He became a stowaway until the next watch was changed in the fire-room. Then he mingled with the crowd of sooty men who went off duty. Unmolested, he clambered up the ladders, slipped into an alley-way, and came to the promenade deck with the blessed open sky above him. Ostentatiously swinging a wrench, he ambled aft and reconnoitred the entrance to the first-cabin quarters. Men were dragging out lines of hose, others chopping away charred woodwork and pitching it overboard. One of them paused to look at the large grimy person in overalls, but he displayed the wrench and casually explained:
“Orders from the engine-room. The heat warped the skylight fittings. Hot work, wasn’t it?”
Once inside the doorway, Johnny Kent made for his state-room, which had been untouched by fire. O’Shea saw him pass, but made no sign of recognition. A few minutes later the comrades twain were holding a glad reunion behind the bolted door. The engineer collapsed on the transom berth and sat in a ponderous heap, holding his head in his hands.
“My legs are trembly and I feel all gone in the pit of my stummick, Cap’n Mike,” he huskily croaked. “I was plumb near scared to death. This easy livin’ has made me soft, and I ain’t as young as I was. But I got away with it.”

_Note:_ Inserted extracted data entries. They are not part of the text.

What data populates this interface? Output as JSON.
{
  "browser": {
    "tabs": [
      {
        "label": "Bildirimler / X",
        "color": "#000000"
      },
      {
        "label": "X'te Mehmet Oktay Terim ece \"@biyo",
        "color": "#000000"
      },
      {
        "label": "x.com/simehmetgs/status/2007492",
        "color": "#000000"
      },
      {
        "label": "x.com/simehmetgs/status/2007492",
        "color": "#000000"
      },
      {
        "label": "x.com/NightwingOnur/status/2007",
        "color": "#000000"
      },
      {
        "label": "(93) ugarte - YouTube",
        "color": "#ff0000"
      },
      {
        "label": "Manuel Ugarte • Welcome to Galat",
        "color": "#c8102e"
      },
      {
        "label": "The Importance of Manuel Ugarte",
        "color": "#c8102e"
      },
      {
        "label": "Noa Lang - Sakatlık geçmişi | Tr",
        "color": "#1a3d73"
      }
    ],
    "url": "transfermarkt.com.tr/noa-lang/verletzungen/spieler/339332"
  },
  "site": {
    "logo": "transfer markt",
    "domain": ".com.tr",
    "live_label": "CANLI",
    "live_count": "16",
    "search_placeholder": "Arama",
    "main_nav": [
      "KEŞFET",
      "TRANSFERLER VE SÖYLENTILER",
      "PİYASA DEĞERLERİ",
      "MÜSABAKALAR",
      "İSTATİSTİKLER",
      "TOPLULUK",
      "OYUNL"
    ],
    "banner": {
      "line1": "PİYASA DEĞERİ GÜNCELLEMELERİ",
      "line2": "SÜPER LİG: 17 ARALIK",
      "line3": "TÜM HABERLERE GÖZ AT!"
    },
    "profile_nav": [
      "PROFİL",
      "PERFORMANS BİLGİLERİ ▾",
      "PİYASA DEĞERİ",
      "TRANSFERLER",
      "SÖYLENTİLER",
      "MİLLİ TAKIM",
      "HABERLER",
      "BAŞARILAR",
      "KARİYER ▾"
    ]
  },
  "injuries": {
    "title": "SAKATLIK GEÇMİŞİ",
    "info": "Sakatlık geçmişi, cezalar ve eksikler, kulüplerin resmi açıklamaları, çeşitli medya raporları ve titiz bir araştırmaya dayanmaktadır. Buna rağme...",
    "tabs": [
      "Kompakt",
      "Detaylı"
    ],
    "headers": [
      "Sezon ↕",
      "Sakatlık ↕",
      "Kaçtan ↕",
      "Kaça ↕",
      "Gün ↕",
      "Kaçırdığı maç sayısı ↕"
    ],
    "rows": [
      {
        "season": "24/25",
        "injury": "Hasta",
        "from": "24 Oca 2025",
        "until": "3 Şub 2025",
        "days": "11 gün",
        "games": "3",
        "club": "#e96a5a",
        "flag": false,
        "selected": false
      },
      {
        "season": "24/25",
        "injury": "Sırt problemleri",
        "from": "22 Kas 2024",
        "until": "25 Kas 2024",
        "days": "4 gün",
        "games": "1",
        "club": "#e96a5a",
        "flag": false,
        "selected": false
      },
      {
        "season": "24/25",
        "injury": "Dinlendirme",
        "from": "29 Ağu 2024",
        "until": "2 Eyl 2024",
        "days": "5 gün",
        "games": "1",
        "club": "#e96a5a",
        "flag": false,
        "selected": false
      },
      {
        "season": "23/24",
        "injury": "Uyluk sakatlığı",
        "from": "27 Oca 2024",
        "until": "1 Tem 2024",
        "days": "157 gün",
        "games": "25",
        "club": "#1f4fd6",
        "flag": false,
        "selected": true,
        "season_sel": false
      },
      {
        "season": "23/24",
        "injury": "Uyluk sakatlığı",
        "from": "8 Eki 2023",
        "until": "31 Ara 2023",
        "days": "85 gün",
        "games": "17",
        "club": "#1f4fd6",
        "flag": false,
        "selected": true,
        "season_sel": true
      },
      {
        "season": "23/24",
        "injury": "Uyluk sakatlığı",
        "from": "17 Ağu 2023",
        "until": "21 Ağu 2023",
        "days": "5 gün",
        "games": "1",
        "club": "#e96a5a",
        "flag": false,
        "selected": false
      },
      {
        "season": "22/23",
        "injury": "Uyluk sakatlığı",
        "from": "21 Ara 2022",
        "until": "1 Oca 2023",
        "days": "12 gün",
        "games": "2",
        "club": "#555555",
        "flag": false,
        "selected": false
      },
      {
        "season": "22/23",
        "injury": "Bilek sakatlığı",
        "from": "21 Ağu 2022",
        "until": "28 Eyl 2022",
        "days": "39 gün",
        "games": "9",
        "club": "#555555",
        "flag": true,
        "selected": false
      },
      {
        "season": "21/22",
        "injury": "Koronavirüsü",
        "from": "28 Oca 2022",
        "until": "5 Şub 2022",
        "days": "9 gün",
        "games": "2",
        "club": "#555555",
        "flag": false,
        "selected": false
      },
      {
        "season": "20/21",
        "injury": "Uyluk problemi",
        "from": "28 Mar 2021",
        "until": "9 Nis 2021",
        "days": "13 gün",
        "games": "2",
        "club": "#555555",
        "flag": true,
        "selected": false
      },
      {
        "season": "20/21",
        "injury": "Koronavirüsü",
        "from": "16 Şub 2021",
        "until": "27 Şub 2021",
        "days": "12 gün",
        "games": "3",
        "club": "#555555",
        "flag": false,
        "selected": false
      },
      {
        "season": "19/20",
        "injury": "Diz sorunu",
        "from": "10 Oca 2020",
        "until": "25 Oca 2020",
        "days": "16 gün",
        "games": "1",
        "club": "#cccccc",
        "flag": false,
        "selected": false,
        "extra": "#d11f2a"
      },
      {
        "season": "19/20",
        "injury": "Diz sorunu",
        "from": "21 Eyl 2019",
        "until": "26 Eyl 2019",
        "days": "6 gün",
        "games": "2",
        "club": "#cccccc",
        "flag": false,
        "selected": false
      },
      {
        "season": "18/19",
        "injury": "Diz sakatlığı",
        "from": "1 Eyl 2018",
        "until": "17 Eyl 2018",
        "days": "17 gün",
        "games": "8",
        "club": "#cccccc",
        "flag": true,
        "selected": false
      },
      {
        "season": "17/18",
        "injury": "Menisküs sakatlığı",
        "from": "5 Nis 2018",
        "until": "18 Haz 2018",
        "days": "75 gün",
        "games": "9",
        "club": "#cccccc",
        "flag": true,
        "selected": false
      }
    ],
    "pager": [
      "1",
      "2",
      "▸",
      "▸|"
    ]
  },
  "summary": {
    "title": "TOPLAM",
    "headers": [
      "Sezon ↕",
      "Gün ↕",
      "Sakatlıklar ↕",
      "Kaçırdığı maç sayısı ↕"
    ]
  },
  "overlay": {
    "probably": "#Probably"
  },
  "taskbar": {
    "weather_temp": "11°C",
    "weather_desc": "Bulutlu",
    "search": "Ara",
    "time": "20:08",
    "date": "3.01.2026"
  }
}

“How? ’Tis a miracle ye have performed this night, Johnny, me boy.”
“I let in the water and she’ll flood herself,” was the weary reply. “It was easy after I once ran the blockade. What about your bonfire? She was a corker by the looks of things.”
“She was that,” laughed O’Shea. “Vonderholtz came boilin’ in with his men and put it out after a tussle. He suspected we touched it off, but he could not prove it. It was the stump of a cigar that some careless gentleman tossed into the library waste-basket, ye understand. Let me help you get your clothes off. Lie down and rest yourself.”
Kicking off the overalls, Johnny Kent lighted his pipe, stretched himself in his bunk, and exclaimed:
“I’ll turn in with my duds on. We are liable to be roused out between now and morning.”
“Are ye sure the ship will not go to the bottom?” anxiously asked O’Shea.